L'excellentissime verel me consacre généreusement un billet : selon lui je voudrais "introduire de la morale dans la finance", en bon "bisounours", alors que "ce n’est pas en rêvant ou en se racontant des histoires qu’on fera un monde plus humain, mais en le regardant tel qu’il est". Waoh.

Le tout aussi excellent florent, quand je scrute dans l'entreprise l'ombre du totalitarisme, voit ce phénomène "pas tant au niveau économique, que de la société dans son ensemble (même si effectivement, aujourd'hui l'économique domine pas mal de choses - et de têtes)." Soit...

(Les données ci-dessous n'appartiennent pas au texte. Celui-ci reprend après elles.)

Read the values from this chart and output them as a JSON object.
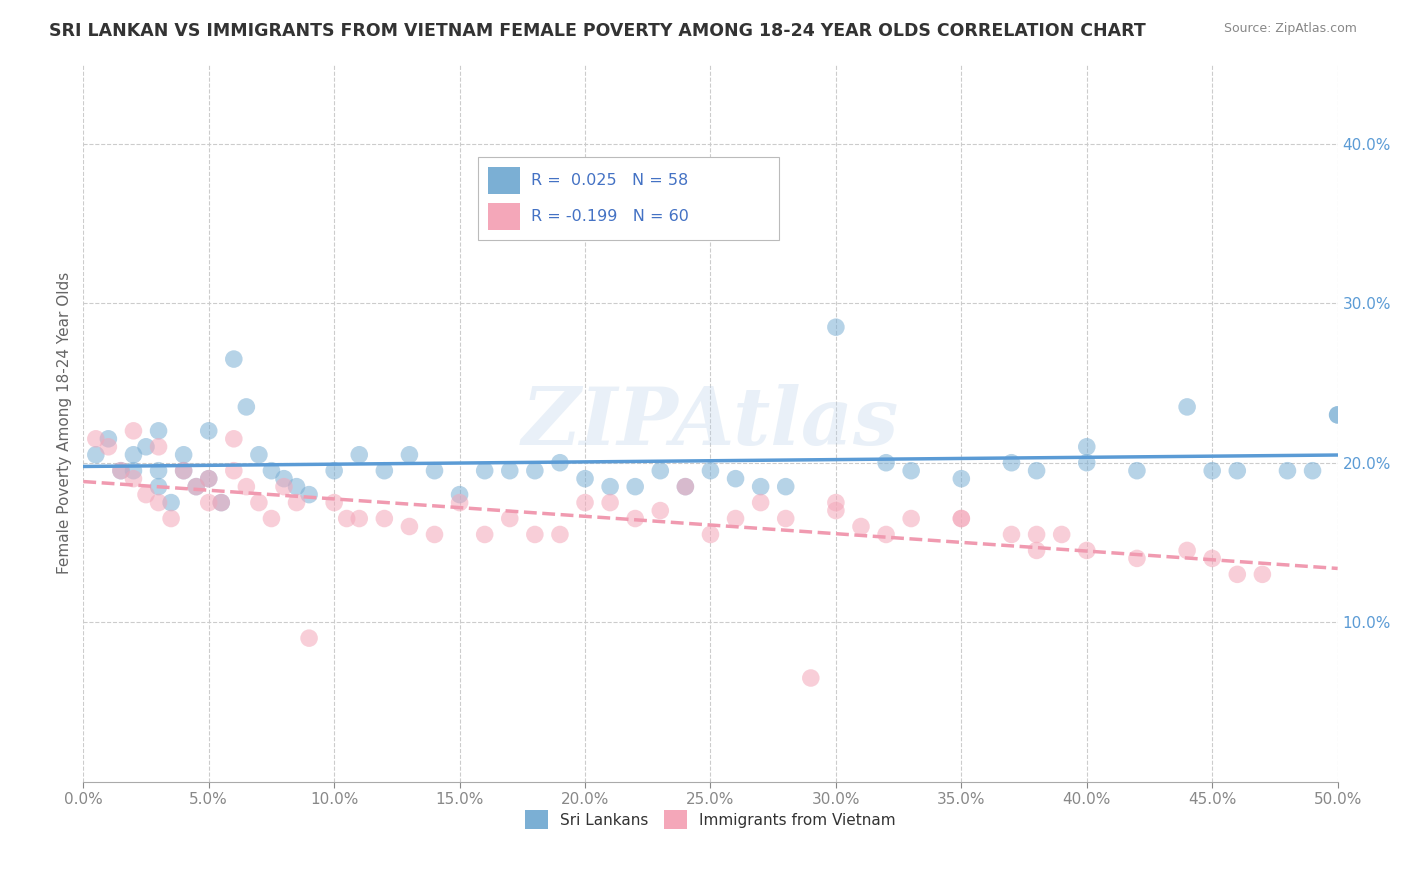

... Soit, mais cet argument me semble mener à la position suivante, qui résume un peu toutes les objections précédentes :

"il faut laisser l'économie suivre ses propres lois, qui sont par définition celles de l'argent, et il faut préserver un espace social autonome de cette loi de l'argent - autonome et même, au moins à nos yeux, de plus grande valeur".

Et quand je lis ça (ou quand je crois le lire, car là, je l'ai plutôt écrit !), je sors les canons de 75 et les taxis de la Marne.

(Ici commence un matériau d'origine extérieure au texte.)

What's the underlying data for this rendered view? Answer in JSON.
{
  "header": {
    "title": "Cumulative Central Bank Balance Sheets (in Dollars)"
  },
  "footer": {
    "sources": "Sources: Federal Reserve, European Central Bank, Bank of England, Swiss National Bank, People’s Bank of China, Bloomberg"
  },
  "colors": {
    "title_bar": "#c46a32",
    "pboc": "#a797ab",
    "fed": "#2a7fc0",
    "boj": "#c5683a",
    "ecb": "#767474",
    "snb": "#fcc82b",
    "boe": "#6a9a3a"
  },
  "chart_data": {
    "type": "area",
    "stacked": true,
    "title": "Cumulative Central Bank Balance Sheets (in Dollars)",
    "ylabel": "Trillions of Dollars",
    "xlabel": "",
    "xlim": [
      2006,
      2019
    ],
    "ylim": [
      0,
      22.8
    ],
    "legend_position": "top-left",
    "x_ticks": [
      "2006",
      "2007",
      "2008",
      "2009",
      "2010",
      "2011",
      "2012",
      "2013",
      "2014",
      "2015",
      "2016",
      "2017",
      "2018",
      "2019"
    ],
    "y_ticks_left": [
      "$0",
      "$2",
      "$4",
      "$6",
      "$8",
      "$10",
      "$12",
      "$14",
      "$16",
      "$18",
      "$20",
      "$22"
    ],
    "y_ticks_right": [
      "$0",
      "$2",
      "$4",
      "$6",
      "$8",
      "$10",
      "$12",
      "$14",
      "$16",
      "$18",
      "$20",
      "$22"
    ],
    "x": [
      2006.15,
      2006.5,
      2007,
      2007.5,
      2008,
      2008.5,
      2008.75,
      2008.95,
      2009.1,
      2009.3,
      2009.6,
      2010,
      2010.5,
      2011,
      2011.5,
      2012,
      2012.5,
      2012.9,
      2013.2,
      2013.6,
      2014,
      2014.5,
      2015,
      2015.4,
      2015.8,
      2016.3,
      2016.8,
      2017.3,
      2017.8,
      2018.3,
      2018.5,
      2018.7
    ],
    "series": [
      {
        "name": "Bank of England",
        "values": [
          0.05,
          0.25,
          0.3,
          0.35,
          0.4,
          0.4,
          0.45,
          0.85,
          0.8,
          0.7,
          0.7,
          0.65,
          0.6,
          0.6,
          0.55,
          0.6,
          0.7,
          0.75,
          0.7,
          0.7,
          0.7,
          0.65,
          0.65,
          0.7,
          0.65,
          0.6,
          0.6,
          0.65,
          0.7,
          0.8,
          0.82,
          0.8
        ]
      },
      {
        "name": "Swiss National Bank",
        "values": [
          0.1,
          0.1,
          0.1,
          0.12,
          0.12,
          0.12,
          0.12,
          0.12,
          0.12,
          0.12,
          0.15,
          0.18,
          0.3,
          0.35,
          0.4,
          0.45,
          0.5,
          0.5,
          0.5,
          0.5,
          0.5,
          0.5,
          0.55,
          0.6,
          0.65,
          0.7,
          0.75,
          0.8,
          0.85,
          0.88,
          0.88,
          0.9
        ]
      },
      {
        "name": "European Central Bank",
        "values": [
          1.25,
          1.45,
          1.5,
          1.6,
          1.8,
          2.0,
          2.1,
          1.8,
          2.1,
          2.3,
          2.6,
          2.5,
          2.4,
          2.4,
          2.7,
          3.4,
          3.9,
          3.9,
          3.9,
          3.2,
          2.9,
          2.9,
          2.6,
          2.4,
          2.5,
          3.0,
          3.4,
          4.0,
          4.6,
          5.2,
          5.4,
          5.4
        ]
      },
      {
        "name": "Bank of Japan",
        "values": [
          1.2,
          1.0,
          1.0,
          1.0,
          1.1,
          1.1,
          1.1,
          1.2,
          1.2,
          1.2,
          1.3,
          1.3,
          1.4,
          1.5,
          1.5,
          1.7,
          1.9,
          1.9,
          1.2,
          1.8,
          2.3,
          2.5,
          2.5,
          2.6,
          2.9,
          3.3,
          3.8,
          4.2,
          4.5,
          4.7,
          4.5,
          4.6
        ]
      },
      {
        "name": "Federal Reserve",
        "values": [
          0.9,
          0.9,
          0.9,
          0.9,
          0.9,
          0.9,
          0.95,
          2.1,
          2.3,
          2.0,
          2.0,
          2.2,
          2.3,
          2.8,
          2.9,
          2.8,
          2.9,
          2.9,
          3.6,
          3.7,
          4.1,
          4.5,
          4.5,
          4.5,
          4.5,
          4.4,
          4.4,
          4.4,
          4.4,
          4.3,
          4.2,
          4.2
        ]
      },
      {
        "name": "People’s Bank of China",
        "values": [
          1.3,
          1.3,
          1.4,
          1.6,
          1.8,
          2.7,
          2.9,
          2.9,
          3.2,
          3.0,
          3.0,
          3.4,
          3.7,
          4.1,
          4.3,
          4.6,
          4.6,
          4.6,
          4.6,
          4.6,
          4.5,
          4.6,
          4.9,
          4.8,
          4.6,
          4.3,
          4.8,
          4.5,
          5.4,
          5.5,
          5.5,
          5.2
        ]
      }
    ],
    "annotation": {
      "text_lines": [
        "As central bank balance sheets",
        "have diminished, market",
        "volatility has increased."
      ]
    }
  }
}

Parce que c'est à ce moment-là que notre Centre est enfoncé. Quand il croit génial, ou simplement juste et honnête, d'abandonner à la droite une économie soumise à l'argent, et à la gauche un "non-marchand" qui échapperait à l'argent.

Le Centre s'auto-dissout quand il espère qu'une sorte de "séparation des ordres" entre marchand et immatériel, permettra d'échapper au conflit pour les revenus et les ressources, permettra de concilier les contraires, de faire du "social-libéral",... plus exactement de se définir "social-libéral" sans avoir rien à faire[1].

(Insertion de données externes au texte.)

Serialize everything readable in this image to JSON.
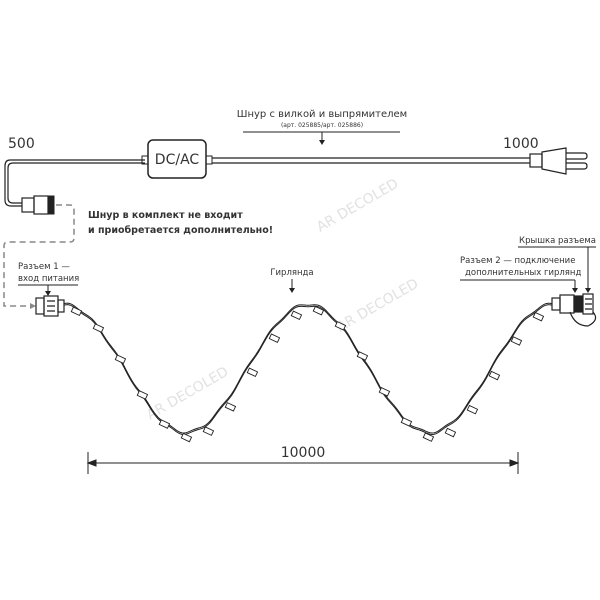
{
  "cord": {
    "title": "Шнур с вилкой и выпрямителем",
    "article": "(арт. 025885/арт. 025886)",
    "adapter_label": "DC/AC",
    "length_left": "500",
    "length_right": "1000"
  },
  "note": {
    "line1": "Шнур в комплект не входит",
    "line2": "и приобретается дополнительно!"
  },
  "connector1": {
    "line1": "Разъем 1 —",
    "line2": "вход питания"
  },
  "garland_label": "Гирлянда",
  "connector2": {
    "line1": "Разъем 2 — подключение",
    "line2": "дополнительных гирлянд"
  },
  "cap_label": "Крышка разъема",
  "garland_length": "10000",
  "watermark": "AR DECOLED",
  "colors": {
    "line": "#222222",
    "dashed": "#888888",
    "text": "#333333",
    "watermark": "#e2e2e2"
  }
}
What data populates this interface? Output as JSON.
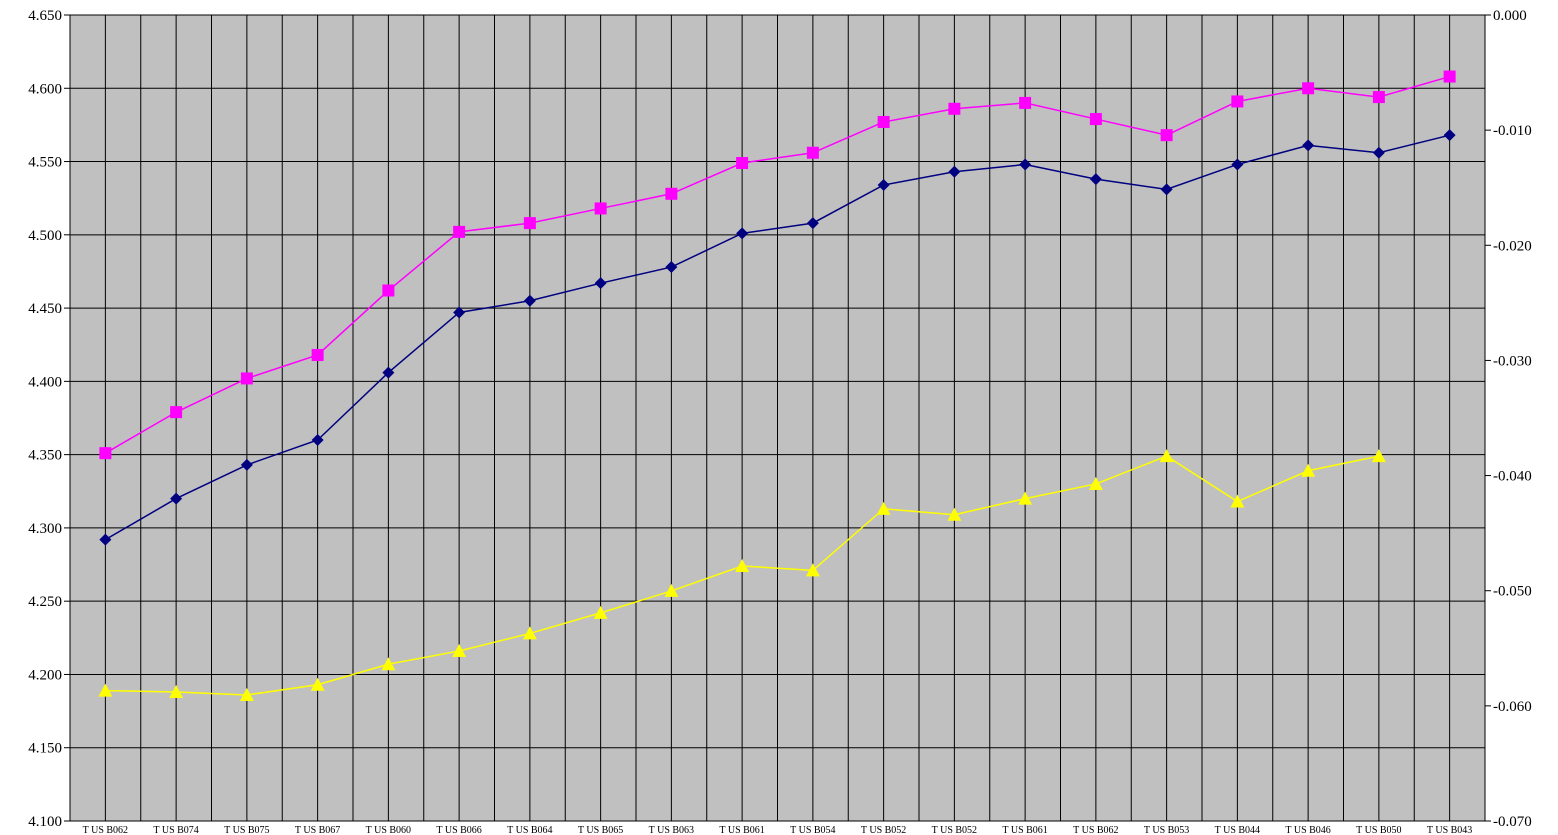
{
  "chart_data": {
    "type": "line",
    "categories": [
      "T US B062",
      "T US B074",
      "T US B075",
      "T US B067",
      "T US B060",
      "T US B066",
      "T US B064",
      "T US B065",
      "T US B063",
      "T US B061",
      "T US B054",
      "T US B052",
      "T US B052",
      "T US B061",
      "T US B062",
      "T US B053",
      "T US B044",
      "T US B046",
      "T US B050",
      "T US B043"
    ],
    "y_left": {
      "min": 4.1,
      "max": 4.65,
      "step": 0.05,
      "ticks": [
        "4.100",
        "4.150",
        "4.200",
        "4.250",
        "4.300",
        "4.350",
        "4.400",
        "4.450",
        "4.500",
        "4.550",
        "4.600",
        "4.650"
      ]
    },
    "y_right": {
      "min": -0.07,
      "max": 0.0,
      "step": 0.01,
      "ticks": [
        "-0.070",
        "-0.060",
        "-0.050",
        "-0.040",
        "-0.030",
        "-0.020",
        "-0.010",
        "0.000"
      ]
    },
    "grid": true,
    "plot_background": "#c0c0c0",
    "series": [
      {
        "color": "#ff00ff",
        "marker": "square",
        "axis": "left",
        "values": [
          4.351,
          4.379,
          4.402,
          4.418,
          4.462,
          4.502,
          4.508,
          4.518,
          4.528,
          4.549,
          4.556,
          4.577,
          4.586,
          4.59,
          4.579,
          4.568,
          4.591,
          4.6,
          4.594,
          4.608
        ]
      },
      {
        "color": "#000080",
        "marker": "diamond",
        "axis": "left",
        "values": [
          4.292,
          4.32,
          4.343,
          4.36,
          4.406,
          4.447,
          4.455,
          4.467,
          4.478,
          4.501,
          4.508,
          4.534,
          4.543,
          4.548,
          4.538,
          4.531,
          4.548,
          4.561,
          4.556,
          4.568
        ]
      },
      {
        "color": "#ffff00",
        "marker": "triangle",
        "axis": "left",
        "values": [
          4.189,
          4.188,
          4.186,
          4.193,
          4.207,
          4.216,
          4.228,
          4.242,
          4.257,
          4.274,
          4.271,
          4.313,
          4.309,
          4.32,
          4.33,
          4.349,
          4.318,
          4.339,
          4.349,
          null
        ]
      }
    ]
  }
}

Cette tentation centriste est jumelle de la tartufferie sarkozyste, qui pour ne rien changer à la prédation et à l'injustice, feint d'y voir la faute individuelle de quelques-uns : patrons voyous et traders cupides que l'on mettra au pas, foi de G20 - après quoi, sans que rien n'ait changé[2], le même Président de la République peut prétendre paisiblement que nos banques "deviennent exemplaires".

Cette tentation centriste est triplée du théâtre d'ombres socialiste, qui en campagne annonce la mise au pas d'une économie trop égoïste - on forcera les entreprises à rendre gorge / embaucher / faire de la recherche / être citoyennes / etc. etc. - phraséologie creuse qui se transforme, une fois au pouvoir, en petites affaires et stock-options.

Contre ces trois façons de laisser tomber le monde comme il tombe, je suis marxiste, libéral et écologiste. Et plus encore, démocrate.

Comme les écologistes, comme les libéraux, comme les marxistes, je suis convaincu que les grosses affaires se passent du côté du tiroir-caisse.

Comme eux, je dénonce les bidonnages que sont "la défense de l'environnement par l'incitation et l'encouragement sans sanctions ni taxes", "la relance de l'activité par la dépense publique et les grands projets financés par l'emprunt", et "l'opium du peuple" que serait la promotion, sur la scène publique, de notre culture, de notre liberté, de notre création, de nos valeurs pendant que dans la coulisse, quelques milliers de personnes se partageraient les gros morceaux du gâteau mondial.

Comme verel, je crois qu'il faut "regarder le monde tel qu'il est" (certes certes !), et que si les choses valent cher, c'est que soit elles ont de la valeur pour les gens, soit elles permettent à ceux qui les vendent de capter un maximum de valeur, soit les deux à la fois. Là où vont les milliards, là doit être le pouvoir politique[3], sinon quel pouvoir a-t-il ?

Bref, pas de pouvoir des êtres humains sur leur destin collectif - pas de démocratie - sans pouvoir des êtres humains sur l'économie.

Notes

[1] Sur une séparation des ordres du même tonneau, Philippe Bilger.

[2] sinon plus de laxisme comptable qui permet aux valeurs ultra-spéculatives de repartir en flèche et aux établissements financiers de verser des rémunérations record, sûrs qu'ils sont maintenant de la garantie des Etats !

[3] Exécutif, législatif et judiciaire.